Friday, December 21, 2012

It's Not The Guns, It's the Video Games

I remember sitting waiting for my kid's Aikido class to start once, six or seven years ago -- the kid was eight or nine, I think -- and the little boys in the class were talking about Call of Duty, and how cool it was to shoot the people in the game until their ribs were torn away and their "guts fell out" and other such delightful details.

These were kids about my kid's age, eight or nine years old.

I remember a few years later, when my kid was eleven and her best friend started playing X-Box, some game where you could chat online with other people while you played, how upset my kid was at the casual misogyny of the gamer world -- how often and how idle the rape threats were that her friend (also eleven) was subjected to.

So I'm not exactly shocked by Wayne LaPierre's comments on video games in his speech to the NRA this morning.

But does he seriously want us to believe that video games are more responsible for what happened at Sandy Hook than the gun culture that his organization has helped to foster in this country?

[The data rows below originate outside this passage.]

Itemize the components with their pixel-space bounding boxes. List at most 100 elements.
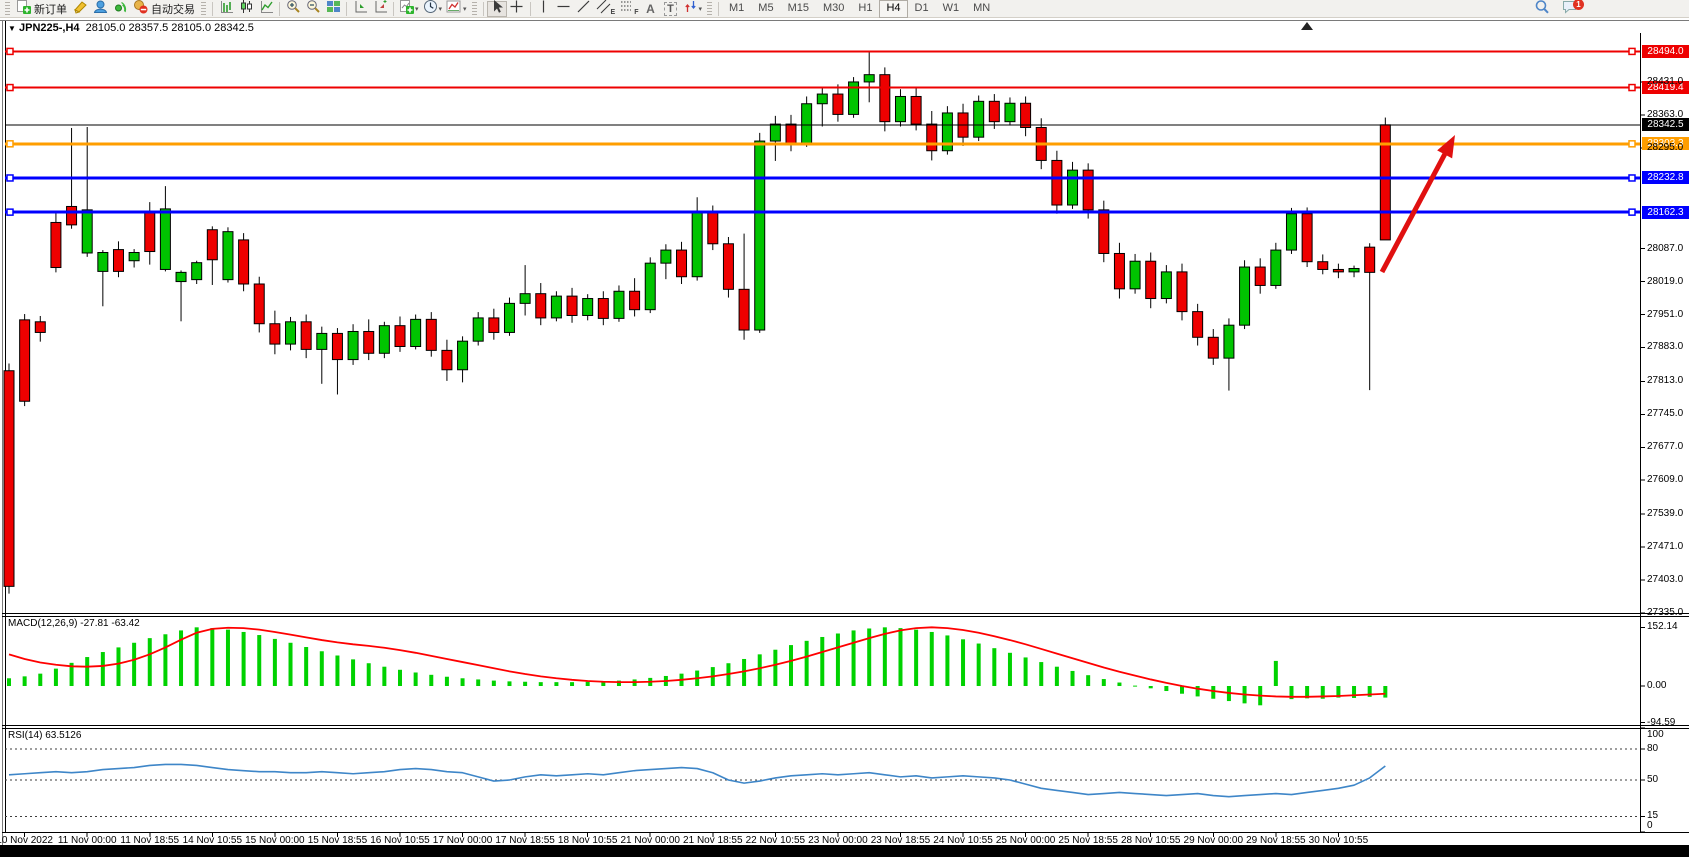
new-order-icon (16, 0, 31, 19)
crosshair-button[interactable] (507, 0, 527, 19)
timeframe-d1[interactable]: D1 (914, 1, 929, 14)
ohlc-values: 28105.0 28357.5 28105.0 28342.5 (85, 22, 254, 34)
new-chart-button[interactable]: ▾ (397, 0, 421, 19)
indicators-icon (446, 0, 462, 19)
arrange-chart-icon (353, 0, 368, 19)
bar-chart-icon (219, 0, 234, 19)
timeframe-h1[interactable]: H1 (858, 1, 873, 14)
toolbar-grip[interactable] (201, 2, 206, 15)
arrows-button[interactable]: ▾ (681, 0, 705, 19)
vertical-line-icon (536, 0, 551, 19)
rsi-line (8, 763, 1386, 798)
marker-icon (73, 0, 88, 19)
community-button[interactable] (90, 0, 110, 19)
toolbar: 新订单 自动交易 (0, 0, 1689, 18)
arrow-annotation (1379, 149, 1449, 274)
toolbar-grip[interactable] (5, 2, 10, 15)
trendline-button[interactable] (574, 0, 594, 17)
zoom-in-icon (286, 0, 301, 19)
arrange-chart-alt-button[interactable] (370, 0, 390, 17)
toolbar-separator (718, 1, 720, 16)
macd-histogram (7, 627, 1388, 706)
chevron-down-icon: ▾ (698, 5, 703, 13)
new-order-button[interactable] (13, 0, 33, 19)
chart-shift-marker-icon (1301, 22, 1313, 30)
search-icon (1534, 0, 1550, 20)
toolbar-separator (279, 1, 280, 16)
candlestick-chart-button[interactable] (236, 0, 256, 19)
zoom-out-icon (306, 0, 321, 19)
tile-windows-button[interactable] (323, 0, 343, 19)
horizontal-line-button[interactable] (554, 1, 574, 17)
zoom-out-button[interactable] (303, 0, 323, 19)
timeframe-mn[interactable]: MN (973, 1, 991, 14)
arrange-chart-button[interactable] (350, 0, 370, 19)
level-marker (6, 140, 14, 148)
cursor-icon (489, 0, 504, 19)
notification-badge: 1 (1573, 0, 1584, 10)
candlestick-chart-icon (239, 0, 254, 19)
panel-splitter-macd[interactable] (0, 611, 1689, 617)
toolbar-separator (212, 1, 213, 16)
timeframe-m1[interactable]: M1 (729, 1, 745, 14)
level-marker (6, 208, 14, 216)
equidistant-channel-icon (596, 0, 611, 19)
signals-icon (113, 0, 128, 19)
price-axis[interactable] (1640, 33, 1689, 833)
vertical-line-button[interactable] (534, 0, 554, 19)
zoom-in-button[interactable] (283, 0, 303, 19)
tile-windows-icon (326, 0, 341, 19)
equidistant-channel-button[interactable]: E (594, 0, 618, 19)
chart-title: ▼ JPN225-,H4 28105.0 28357.5 28105.0 283… (8, 22, 254, 34)
level-marker (1628, 47, 1636, 56)
chevron-down-icon: ▾ (438, 5, 443, 13)
toolbar-separator (393, 1, 394, 16)
toolbar-grip[interactable] (707, 2, 713, 15)
panel-splitter-rsi[interactable] (0, 723, 1689, 729)
fibonacci-glyph: F (634, 8, 639, 16)
macd-signal-line (8, 626, 1386, 698)
bar-chart-button[interactable] (216, 0, 236, 19)
auto-trading-button[interactable] (130, 0, 150, 19)
auto-trading-label[interactable]: 自动交易 (151, 3, 195, 16)
timeframe-h4[interactable]: H4 (879, 0, 908, 18)
timeframe-m30[interactable]: M30 (822, 1, 845, 14)
text-button[interactable]: A (641, 1, 661, 17)
new-chart-icon (399, 0, 414, 19)
crosshair-icon (509, 0, 524, 19)
fibonacci-button[interactable]: F (617, 1, 640, 17)
chart-menu-caret-icon[interactable]: ▼ (8, 24, 16, 33)
clock-icon (423, 0, 438, 19)
line-chart-button[interactable] (256, 0, 276, 19)
level-marker (6, 47, 14, 56)
level-marker (1628, 83, 1636, 92)
line-chart-icon (259, 0, 274, 19)
periods-clock-button[interactable]: ▾ (421, 0, 445, 19)
community-icon (93, 0, 108, 19)
toolbar-separator (482, 1, 484, 16)
bottom-black-bar (0, 845, 1689, 857)
label-button[interactable]: T (661, 1, 681, 17)
search-button[interactable] (1532, 0, 1552, 20)
arrow-annotation-head (1437, 135, 1455, 159)
auto-trading-icon (133, 0, 148, 19)
level-marker (6, 174, 14, 182)
chevron-down-icon: ▾ (415, 5, 419, 13)
toolbar-separator (346, 1, 347, 16)
new-order-label[interactable]: 新订单 (34, 3, 67, 16)
level-marker (6, 83, 14, 92)
chat-button[interactable]: 1 (1560, 0, 1584, 17)
channel-glyph: E (610, 8, 616, 16)
toolbar-grip[interactable] (471, 2, 477, 15)
time-axis[interactable] (0, 833, 1689, 845)
timeframe-m15[interactable]: M15 (787, 1, 809, 14)
arrows-icon (683, 0, 698, 19)
timeframe-m5[interactable]: M5 (758, 1, 774, 14)
cursor-button[interactable] (486, 0, 507, 19)
indicators-button[interactable]: ▾ (444, 0, 469, 19)
marker-button[interactable] (70, 0, 90, 19)
text-icon: A (646, 1, 655, 16)
timeframe-w1[interactable]: W1 (942, 1, 960, 14)
signals-button[interactable] (110, 1, 130, 17)
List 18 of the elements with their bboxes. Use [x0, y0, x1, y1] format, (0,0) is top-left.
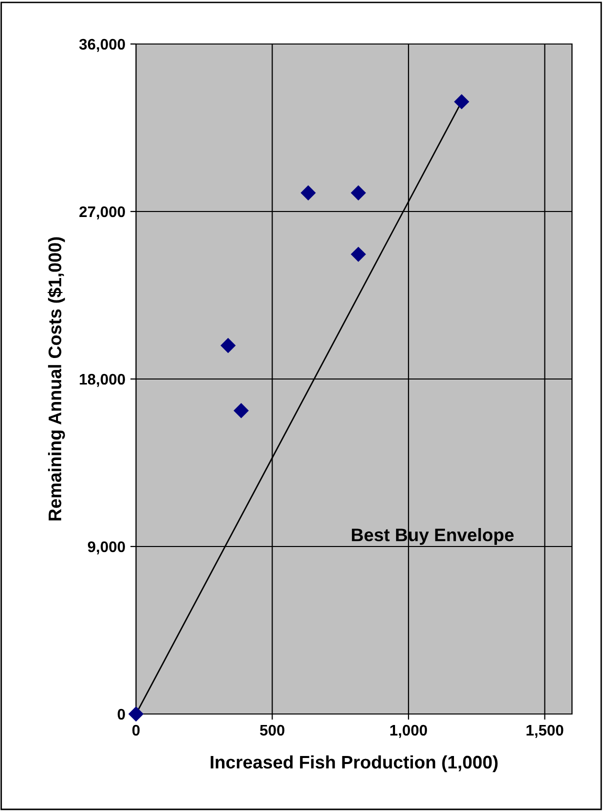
point [454, 94, 470, 110]
y-tick-label: 36,000 [79, 38, 125, 52]
y-axis-title: Remaining Annual Costs ($1,000) [48, 237, 65, 520]
point [234, 403, 249, 418]
x-tick-label: 500 [260, 724, 284, 736]
point [128, 706, 144, 722]
point [350, 246, 366, 262]
y-tick-label: 18,000 [80, 374, 125, 387]
y-tick-label: 9,000 [88, 541, 125, 554]
y-tick-label: 0 [118, 708, 125, 720]
y-tick-label: 27,000 [79, 206, 125, 220]
x-tick-label: 1,000 [390, 724, 427, 738]
point [300, 185, 316, 200]
x-tick-label: 1,500 [526, 724, 564, 738]
point [350, 185, 366, 200]
point [220, 338, 236, 354]
x-axis-title: Increased Fish Production (1,000) [210, 755, 498, 772]
x-tick-label: 0 [132, 724, 140, 736]
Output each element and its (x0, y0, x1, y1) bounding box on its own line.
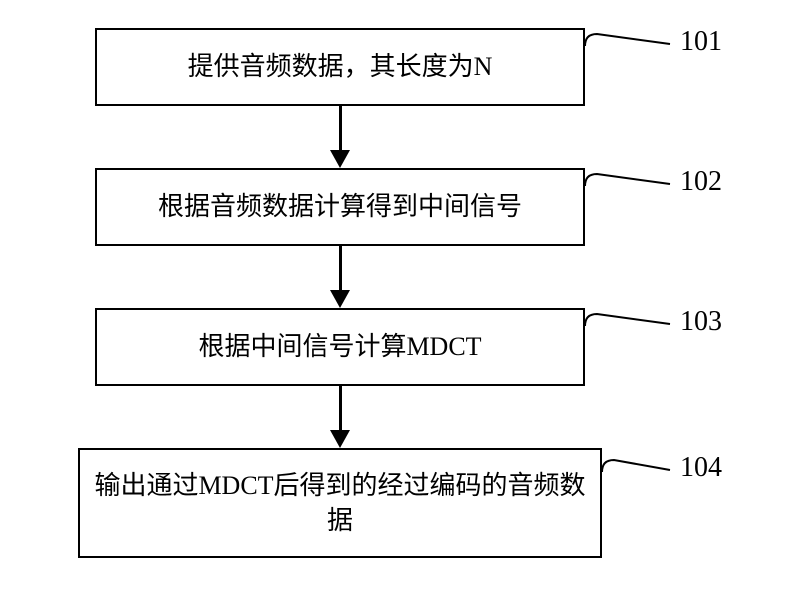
label-tick-n103 (581, 302, 674, 338)
arrow-shaft-n103-n104 (339, 386, 342, 430)
flow-step-label-n101: 101 (680, 26, 722, 58)
flow-step-n104: 输出通过MDCT后得到的经过编码的音频数据 (78, 448, 602, 558)
flow-step-text: 根据音频数据计算得到中间信号 (158, 189, 522, 224)
arrow-shaft-n101-n102 (339, 106, 342, 150)
flow-step-n101: 提供音频数据，其长度为N (95, 28, 585, 106)
flow-step-label-n102: 102 (680, 166, 722, 198)
flow-step-text: 输出通过MDCT后得到的经过编码的音频数据 (92, 468, 588, 538)
arrow-head-n101-n102 (330, 150, 350, 168)
flow-step-n102: 根据音频数据计算得到中间信号 (95, 168, 585, 246)
arrow-head-n103-n104 (330, 430, 350, 448)
flow-step-label-n104: 104 (680, 452, 722, 484)
label-tick-n102 (581, 162, 674, 198)
label-tick-n104 (598, 448, 674, 484)
label-tick-n101 (581, 22, 674, 58)
flowchart-canvas: 提供音频数据，其长度为N 101 根据音频数据计算得到中间信号 102 根据中间信号计算… (0, 0, 800, 606)
arrow-head-n102-n103 (330, 290, 350, 308)
arrow-shaft-n102-n103 (339, 246, 342, 290)
flow-step-text: 根据中间信号计算MDCT (198, 329, 481, 364)
flow-step-text: 提供音频数据，其长度为N (188, 49, 493, 84)
flow-step-label-n103: 103 (680, 306, 722, 338)
flow-step-n103: 根据中间信号计算MDCT (95, 308, 585, 386)
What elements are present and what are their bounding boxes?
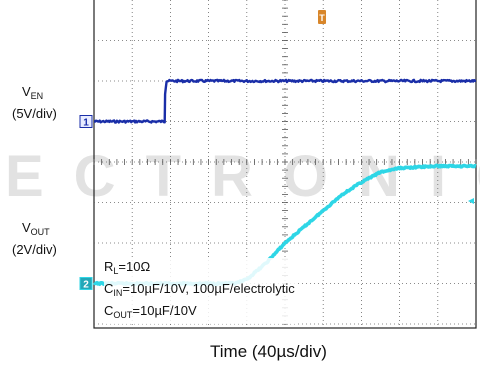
channel-2-marker xyxy=(79,277,93,290)
channel-1-marker-label: 1 xyxy=(83,118,89,129)
channel-1-sub: EN xyxy=(30,91,44,101)
channel-1-label: VEN xyxy=(22,84,43,104)
trigger-marker-icon xyxy=(318,10,326,24)
plot-grid xyxy=(93,0,477,329)
channel-2-sub: OUT xyxy=(30,227,50,237)
condition-cout: COUT=10µF/10V xyxy=(104,303,197,320)
channel-2-scale: (2V/div) xyxy=(12,242,57,257)
test-conditions: RL=10Ω CIN=10µF/10V, 100µF/electrolytic … xyxy=(104,258,295,324)
channel-2-name: V xyxy=(22,220,31,235)
condition-cin: CIN=10µF/10V, 100µF/electrolytic xyxy=(104,281,295,298)
channel-1-marker xyxy=(79,115,93,128)
channel-markers: 1 2 T xyxy=(79,10,474,291)
watermark-text: ECTRONIC xyxy=(5,144,480,209)
channel-2-label: VOUT xyxy=(22,220,50,240)
trigger-level-icon xyxy=(468,198,474,204)
trace-channel-1 xyxy=(93,78,477,124)
channel-1-name: V xyxy=(22,84,31,99)
condition-rl: RL=10Ω xyxy=(104,259,151,276)
x-axis-label: Time (40µs/div) xyxy=(210,342,327,361)
trigger-marker-label: T xyxy=(319,13,325,23)
channel-2-marker-label: 2 xyxy=(83,280,89,291)
channel-1-scale: (5V/div) xyxy=(12,106,57,121)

I mean, how fucking stupid does he think we are?

1 comment:

Contingent Cassandra said...

Or perhaps at least part of the answer is that shooter-focused video games are *part* of the gun culture that the NRA has helped to create, and that bears at least partial responsibility for events such as Newtown -- and that that gun culture is very different from the traditional rural culture which the NRA loves to nostalgically evoke, but which is in fact very different, because, while it includes use of guns for certain practical purposes -- e.g. hunting, protection and sometimes euthanasia of livestock -- it does not fetishize them?